A prática da escravidão já era comum entre os próprios africanos onde existia um mercado de mão de obra cativa muito antigo e bem estruturado, com fornecedores e compradores, rotas de transporte, feiras e preços definidos. A altíssima demanda dos europeus, porém possibilitou ao tráfico no Atlântico atingir proporções gigantescas. No final do século XVIII, o tráfico já respondia por 90% da pauta de exportações da África.
Mas não foram só os portugueses, quase todos os países europeus se envolveram no comércio de escravos. Holandeses, ingleses, franceses, espanhóis, suecos, suiços, poloneses, lituanos, russos, alemães e dinamarqueses participaram de alguma forma dos processos da escravidão africana.
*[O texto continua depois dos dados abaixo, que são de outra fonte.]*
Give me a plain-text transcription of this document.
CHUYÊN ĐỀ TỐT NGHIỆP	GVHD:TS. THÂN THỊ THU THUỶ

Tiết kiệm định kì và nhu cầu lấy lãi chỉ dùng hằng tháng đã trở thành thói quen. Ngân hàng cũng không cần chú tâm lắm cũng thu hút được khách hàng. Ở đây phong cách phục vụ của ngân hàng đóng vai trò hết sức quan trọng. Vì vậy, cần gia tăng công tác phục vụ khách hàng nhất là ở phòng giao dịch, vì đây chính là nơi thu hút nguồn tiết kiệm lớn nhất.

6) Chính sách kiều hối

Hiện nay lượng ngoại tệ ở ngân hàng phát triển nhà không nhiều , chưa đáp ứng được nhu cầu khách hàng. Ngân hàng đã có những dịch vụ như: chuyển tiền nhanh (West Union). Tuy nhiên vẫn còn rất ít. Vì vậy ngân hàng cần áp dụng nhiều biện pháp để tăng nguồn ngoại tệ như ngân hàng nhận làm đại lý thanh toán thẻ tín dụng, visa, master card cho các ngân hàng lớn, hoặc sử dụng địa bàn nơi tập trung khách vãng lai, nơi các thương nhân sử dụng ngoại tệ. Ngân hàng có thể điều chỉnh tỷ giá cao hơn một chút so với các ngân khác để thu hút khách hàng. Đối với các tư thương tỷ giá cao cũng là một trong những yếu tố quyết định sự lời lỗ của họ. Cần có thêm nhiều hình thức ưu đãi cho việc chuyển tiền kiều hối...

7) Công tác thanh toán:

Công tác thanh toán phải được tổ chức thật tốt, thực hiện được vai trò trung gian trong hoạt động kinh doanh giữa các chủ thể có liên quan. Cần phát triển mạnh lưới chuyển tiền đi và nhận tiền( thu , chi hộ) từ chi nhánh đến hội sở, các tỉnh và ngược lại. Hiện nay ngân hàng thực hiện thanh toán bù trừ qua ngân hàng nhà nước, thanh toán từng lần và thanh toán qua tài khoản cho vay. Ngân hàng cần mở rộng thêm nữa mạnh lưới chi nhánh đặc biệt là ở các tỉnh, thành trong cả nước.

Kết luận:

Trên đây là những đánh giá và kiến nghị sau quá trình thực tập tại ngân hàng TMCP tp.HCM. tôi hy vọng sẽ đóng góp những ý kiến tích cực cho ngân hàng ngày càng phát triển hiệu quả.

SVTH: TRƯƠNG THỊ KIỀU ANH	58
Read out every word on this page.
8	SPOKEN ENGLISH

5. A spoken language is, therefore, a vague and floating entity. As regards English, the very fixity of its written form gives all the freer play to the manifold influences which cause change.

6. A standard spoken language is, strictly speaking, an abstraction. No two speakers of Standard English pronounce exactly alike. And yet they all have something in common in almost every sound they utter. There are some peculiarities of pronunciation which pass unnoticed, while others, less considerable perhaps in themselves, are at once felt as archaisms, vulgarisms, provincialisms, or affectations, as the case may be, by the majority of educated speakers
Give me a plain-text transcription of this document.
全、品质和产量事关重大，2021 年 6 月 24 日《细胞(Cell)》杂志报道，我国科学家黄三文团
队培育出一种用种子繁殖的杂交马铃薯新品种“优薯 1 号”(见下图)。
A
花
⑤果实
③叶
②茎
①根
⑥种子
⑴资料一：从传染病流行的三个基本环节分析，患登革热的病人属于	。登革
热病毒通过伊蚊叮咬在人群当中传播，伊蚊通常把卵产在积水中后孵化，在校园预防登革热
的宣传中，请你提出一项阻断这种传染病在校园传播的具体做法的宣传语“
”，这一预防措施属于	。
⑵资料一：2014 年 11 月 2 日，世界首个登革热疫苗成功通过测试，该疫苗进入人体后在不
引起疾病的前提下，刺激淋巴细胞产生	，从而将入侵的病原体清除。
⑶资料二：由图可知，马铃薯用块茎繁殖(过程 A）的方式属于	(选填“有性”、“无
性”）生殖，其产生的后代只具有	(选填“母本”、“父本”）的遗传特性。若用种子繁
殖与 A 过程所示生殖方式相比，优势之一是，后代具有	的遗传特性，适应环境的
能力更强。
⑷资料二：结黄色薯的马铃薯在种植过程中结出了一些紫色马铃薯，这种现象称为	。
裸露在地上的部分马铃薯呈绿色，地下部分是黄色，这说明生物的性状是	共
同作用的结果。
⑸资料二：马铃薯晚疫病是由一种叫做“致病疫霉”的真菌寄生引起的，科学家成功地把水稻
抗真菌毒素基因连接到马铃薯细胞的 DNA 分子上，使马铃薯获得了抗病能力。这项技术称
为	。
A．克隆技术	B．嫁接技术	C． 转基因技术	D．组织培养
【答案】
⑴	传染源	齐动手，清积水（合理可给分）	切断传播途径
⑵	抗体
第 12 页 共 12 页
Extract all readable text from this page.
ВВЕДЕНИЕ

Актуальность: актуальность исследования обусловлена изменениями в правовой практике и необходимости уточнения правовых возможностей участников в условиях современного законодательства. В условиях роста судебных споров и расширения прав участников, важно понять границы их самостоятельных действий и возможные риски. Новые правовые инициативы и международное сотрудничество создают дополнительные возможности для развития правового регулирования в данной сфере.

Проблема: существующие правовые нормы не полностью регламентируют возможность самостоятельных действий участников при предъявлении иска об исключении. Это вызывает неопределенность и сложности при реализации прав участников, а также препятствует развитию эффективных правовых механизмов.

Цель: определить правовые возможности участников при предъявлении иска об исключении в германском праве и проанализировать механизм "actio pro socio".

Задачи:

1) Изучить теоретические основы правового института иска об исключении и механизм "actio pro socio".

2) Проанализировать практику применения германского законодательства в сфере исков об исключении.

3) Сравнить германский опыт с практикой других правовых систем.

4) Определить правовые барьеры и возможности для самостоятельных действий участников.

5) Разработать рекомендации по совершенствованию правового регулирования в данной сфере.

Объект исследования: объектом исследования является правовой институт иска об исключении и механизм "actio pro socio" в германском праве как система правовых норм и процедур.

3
Nos seus três séculos como colônia de Portugal, o Brasil foi sinônimo de açúcar. E açúcar era sinônimo de escravidão. Na Inglaterra, as importações de açúcar saltaram de 10 mil para 150 mil toneladas entre 1700 e 1800. O uso da lenha nas caldeiras de açúcar foi responsável por grande parte da destruição da mata atlântica. Mas não só os grandes proprietários tinham escravos, todos os brasileiros livres tinham.
Os castigos para quem praticava alguma falta grave ou tentava fugir eram cruéis, açoites até a carne viva seguidos de vinagre e sal nas feridas ou até mesmo piche derretido, ferros em brasa para marcar o corpo ou outras atrocidades.
Devido à resistência obstinada dos senhores de engenho e dos barões do café, aliados da monarquia,o Brasil foi o último país do hemisfério ocidental a pôr fim ao tráfico negreiro em 1850, e a acabar com a escravidão em 1888. E só fez isso sob intensa pressão internacional.
A discriminação sofrida até hoje com pouquíssima participação dos negros em todos os aspectos da sociedade é o alto preço que o Brasil paga pelo abandono da sua população negra à própria sorte na época da Lei Áurea. Nada foi oferecido para permitir o mínimo de inclusão: terra, educação e oportunidades. Joaquim Nabuco dizia que os brasileiros estariam condenados a permanecer no atraso enquanto não resolvessem de forma satisfatória a herança escravocrata e afirmava: “a grande questão da democracia brasileira não é a monarquia, é a escravidão”.
O Brasil perde muito em produtividade na economia pela não inclusão, até hoje, da população negra, metade do país, e a falta de igualdade de oportunidades. O estigma que associa a população negra com crimes no Brasil em muitas cabeças, potencializado pelo racismo disseminado mas negado, é lamentável, sabendo-se que é possível andar na rua sem medo de roubos, assaltos ou agressões físicas, a qualquer hora do dia ou da noite, em capitais como Dacar(Senegal), Acra(Gana), Praia(Cabo Verde) e Maputo(Moçambique).
Essa história é contada em detalhes, de forma contagiante, por Laurentino Gomes no seu novo best seller “Escravidão”. Excelente leitura. Precisamos conhecer o maior esqueleto do nosso armário social.